Deuteronomy 27 — Dead Sea Scrolls
1 attestation entry • 0 variants • 4QDeut family
Manuscript Overview
Summary
Deuteronomy 27 commands writing the Torah on stones at Mount Ebal and reciting twelve curses on Mount Ebal (with Gerizim for the blessings). The Samaritan Pentateuch reads 'Mount Gerizim' for the altar (v. 4) — the central textual basis of the Samaritan-Jewish split. 4QDeut fragments do not directly resolve this question.
Notable Variants
QUESTION: which mountain receives the altar in v. 4? MT reads בהר עיבל ('on Mount Ebal'); Samaritan Pentateuch and the Old Latin tradition read בהר גרזים ('on Mount Gerizim').

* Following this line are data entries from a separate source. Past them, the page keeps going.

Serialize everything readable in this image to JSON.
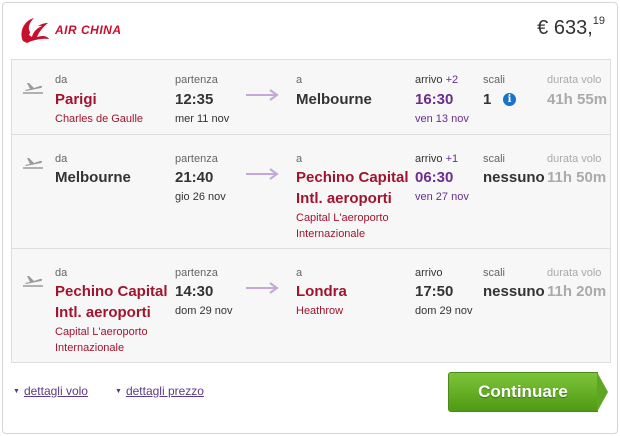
{
  "airline": {
    "name": "AIR CHINA",
    "brand_color": "#c8102e"
  },
  "price": {
    "main": "€ 633,",
    "cents": "19"
  },
  "labels": {
    "from": "da",
    "departure": "partenza",
    "to": "a",
    "arrival": "arrivo",
    "stops": "scali",
    "duration": "durata volo"
  },
  "segments": [
    {
      "from_city": "Parigi",
      "from_airport": "Charles de Gaulle",
      "dep_time": "12:35",
      "dep_date": "mer 11 nov",
      "to_city": "Melbourne",
      "to_airport": "",
      "arr_day_offset": "+2",
      "arr_time": "16:30",
      "arr_date": "ven 13 nov",
      "stops": "1",
      "duration": "41h 55m"
    },
    {
      "from_city": "Melbourne",
      "from_airport": "",
      "dep_time": "21:40",
      "dep_date": "gio 26 nov",
      "to_city_line1": "Pechino Capital",
      "to_city_line2": "Intl. aeroporti",
      "to_airport_line1": "Capital L'aeroporto",
      "to_airport_line2": "Internazionale",
      "arr_day_offset": "+1",
      "arr_time": "06:30",
      "arr_date": "ven 27 nov",
      "stops": "nessuno",
      "duration": "11h 50m"
    },
    {
      "from_city_line1": "Pechino Capital",
      "from_city_line2": "Intl. aeroporti",
      "from_airport_line1": "Capital L'aeroporto",
      "from_airport_line2": "Internazionale",
      "dep_time": "14:30",
      "dep_date": "dom 29 nov",
      "to_city": "Londra",
      "to_airport": "Heathrow",
      "arr_time": "17:50",
      "arr_date": "dom 29 nov",
      "stops": "nessuno",
      "duration": "11h 20m"
    }
  ],
  "footer": {
    "flight_details": "dettagli volo",
    "price_details": "dettagli prezzo",
    "continue": "Continuare"
  },
  "colors": {
    "city_red": "#a0142e",
    "arrival_purple": "#6a2c91",
    "button_green": "#5ea622",
    "info_blue": "#1a73c9"
  },
  "icons": [
    "air-china-logo-icon",
    "plane-takeoff-icon",
    "arrow-right-icon",
    "info-icon",
    "caret-down-icon"
  ]
}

The question of whether any DSS witness preserves the Samaritan-favored reading remains debated; 4QpapDeut fragments are too small to settle the case definitively. The DSS attest the chapter only fragmentarily.
Manuscripts
Fragmentary 4QDeut witnesses; the Samaritan Pentateuch is the principal alternative tradition.
Scroll Condition
Fragmentary; the v. 4 question is unresolved by surviving Qumran data.
When you have crossed the Jordan, you must erect these stones that I am commanding you about today on Mount Ebal, and coat them with plaster.
The MT reads 'Mount Ebal'; the Samaritan Pentateuch and Old Latin tradition read 'Mount Gerizim.' Surviving DSS fragments do not preserve a clear reading of this verse. The Mount-Gerizim reading is increasingly accepted by some scholars as original (since Ebal becomes the site of the curses, not the altar).